Native New Orleanians and locals alike can tell you about the history behind the King Cake and here are some fun facts about this tasty treat. It is traditionally oval in shape, made from a sweet dough and covered with a poured sugar topping decorated in the traditional Mardi Gras-colored sugars of purple, green and gold, symbolizing the  Three Wise Men who visited the Christ Child. This cake tradition is believed to have begun with French settlers around 1870, who were themselves continuing a custom which dated back to Twelfth Century France, when a similar cake was used to celebrate the coming of the Magi twelve days after Christmas bearing gifts for the Christ Child. As a symbol of this Holy Day, a tiny plastic baby (symbolic of the baby Jesus) is placed inside each King Cake but other items sometimes used are coins, beans, pecans or peas. In 1871, the tradition of choosing the Queen of Mardi Gras was determined by who drew the prize within the cake. Today, finding the baby or other prize in the cake is a sign of good luck to the one who finds it. It can also mean the person who finds the prize has to host the next King Cake Party.
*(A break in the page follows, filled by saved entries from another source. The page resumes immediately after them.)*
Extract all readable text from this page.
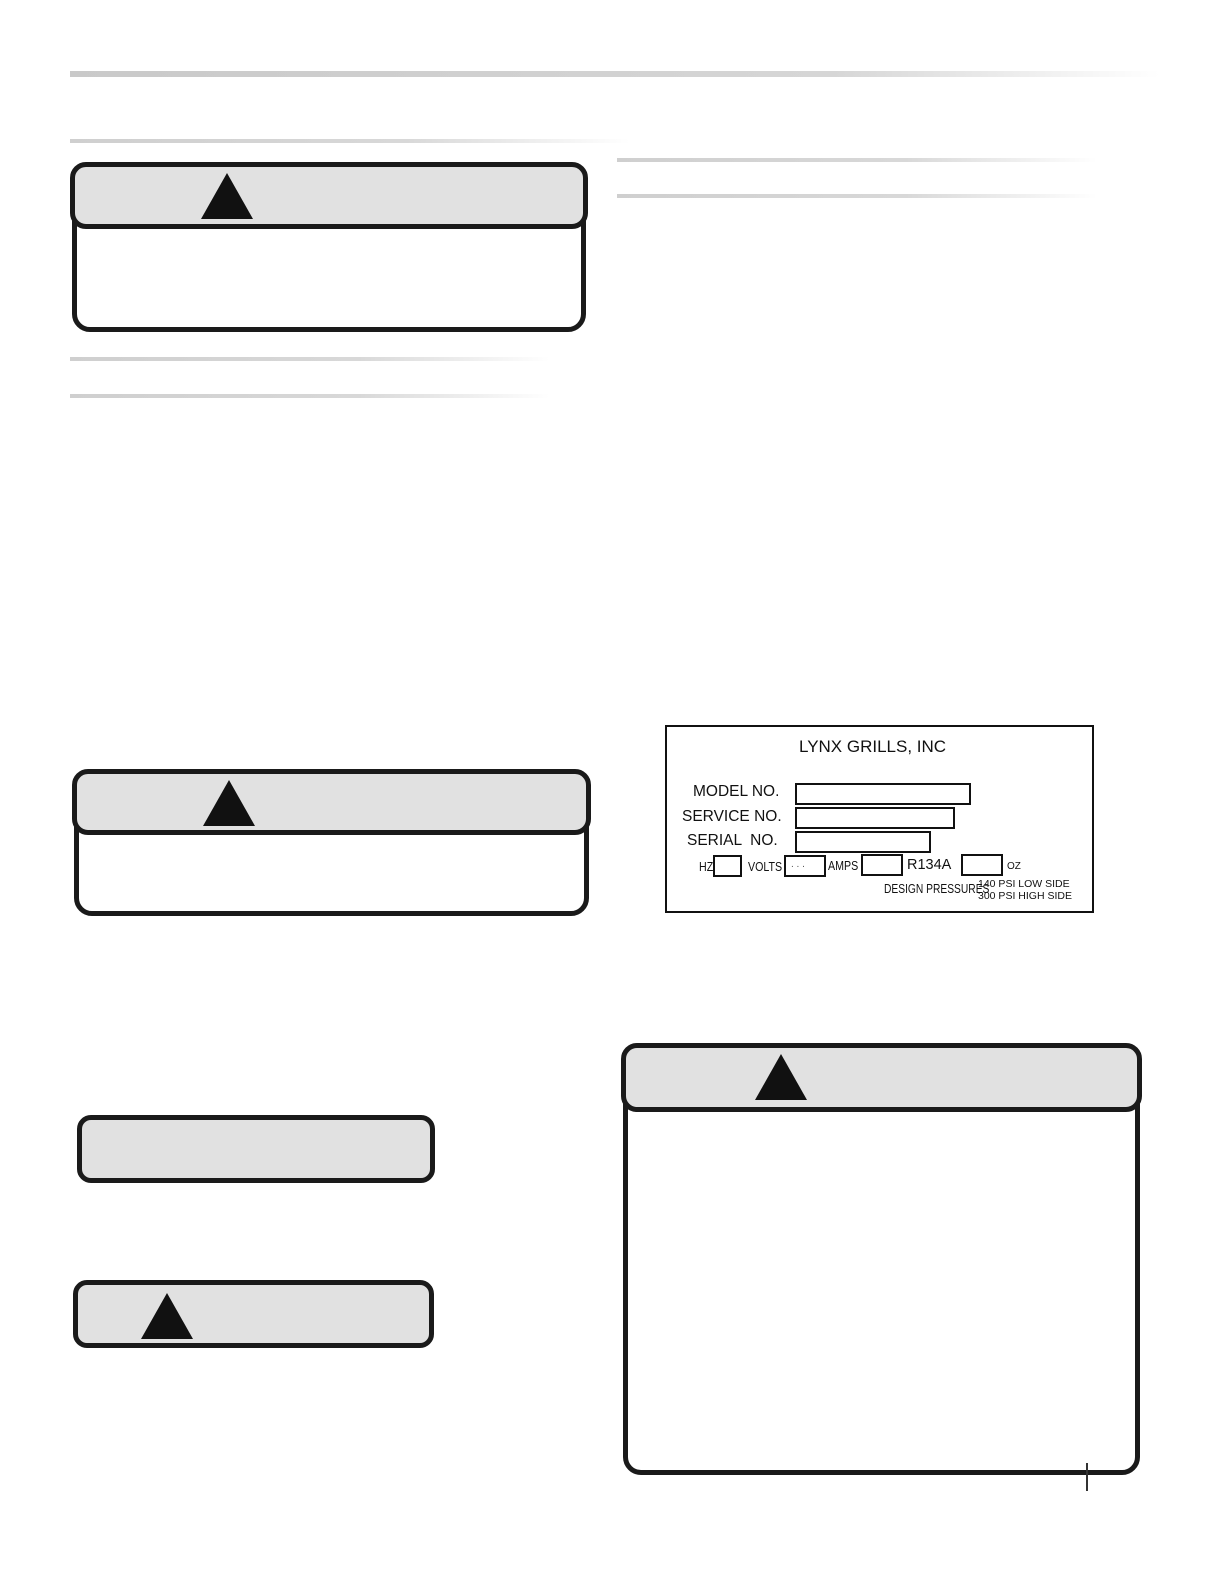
LYNX GRILLS, INC
MODEL NO.
SERVICE NO.
SERIAL  NO.
HZ	VOLTS . . . AMPS	R134A	OZ
DESIGN PRESSURES
140 PSI LOW SIDE
300 PSI HIGH SIDE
I make an easy mini King Cake using Pillsbury reduced fat cinnamon rolls and ready-made writing icing found in the cake decorating section of the baking aisle. It is customary to place a plastic baby inside the cake, but for times when I don't have or want to use a small plastic baby in the cake, I have found a good and fun substitute is to use a pecan instead, and the recipients had just as much fun seeing who finds the pecan in their cake. 

The glittery mask you see pictured is my new Mardi Gras mask, local made in NOLA with no rubber-band because it glues right on with eyelash glue! I am donning at multiple celebrations this year thanks to seeing fabulous Fleurty Girl maven Lauren wearing one and I was so happy to find one for purchase on her website before they sold out. 

"Easy Mini Bundt Pan King Cakes"

1 can Pillsbury reduced fat cinnamon rolls
1 shelled pecan  
1 small tube purple writing icing
1 small tube green writing icing
1 small tube yellow writing icing

Preheat oven to 375 degrees. Spray mini bundt pan with cooking spray and dusting of flour. Remove rolls and glaze from can. Cut each roll in half to make each mini cake. In one of the pieces of dough, add the pecan and shape dough around pecan. In each mini cake mold, shape dough halves around center of bundt mold, then gently press the ends together. Bake 11-13 minutes, or until top is golden brown in color. Cool for 10 minutes and revert pan onto cooling rack or heat-safe surface and remove rolls from pan. Coat rolls with the glaze that comes with the can of rolls. I then drizzle the purple, green and yellow icings across the cakes in sections. Allow to cool 10 minutes before serving. Enjoy!

Now...enjoy your Fat Tuesday and as they say it in NOLA, "Laissez les bons temps rouler!" (let the good times roll!)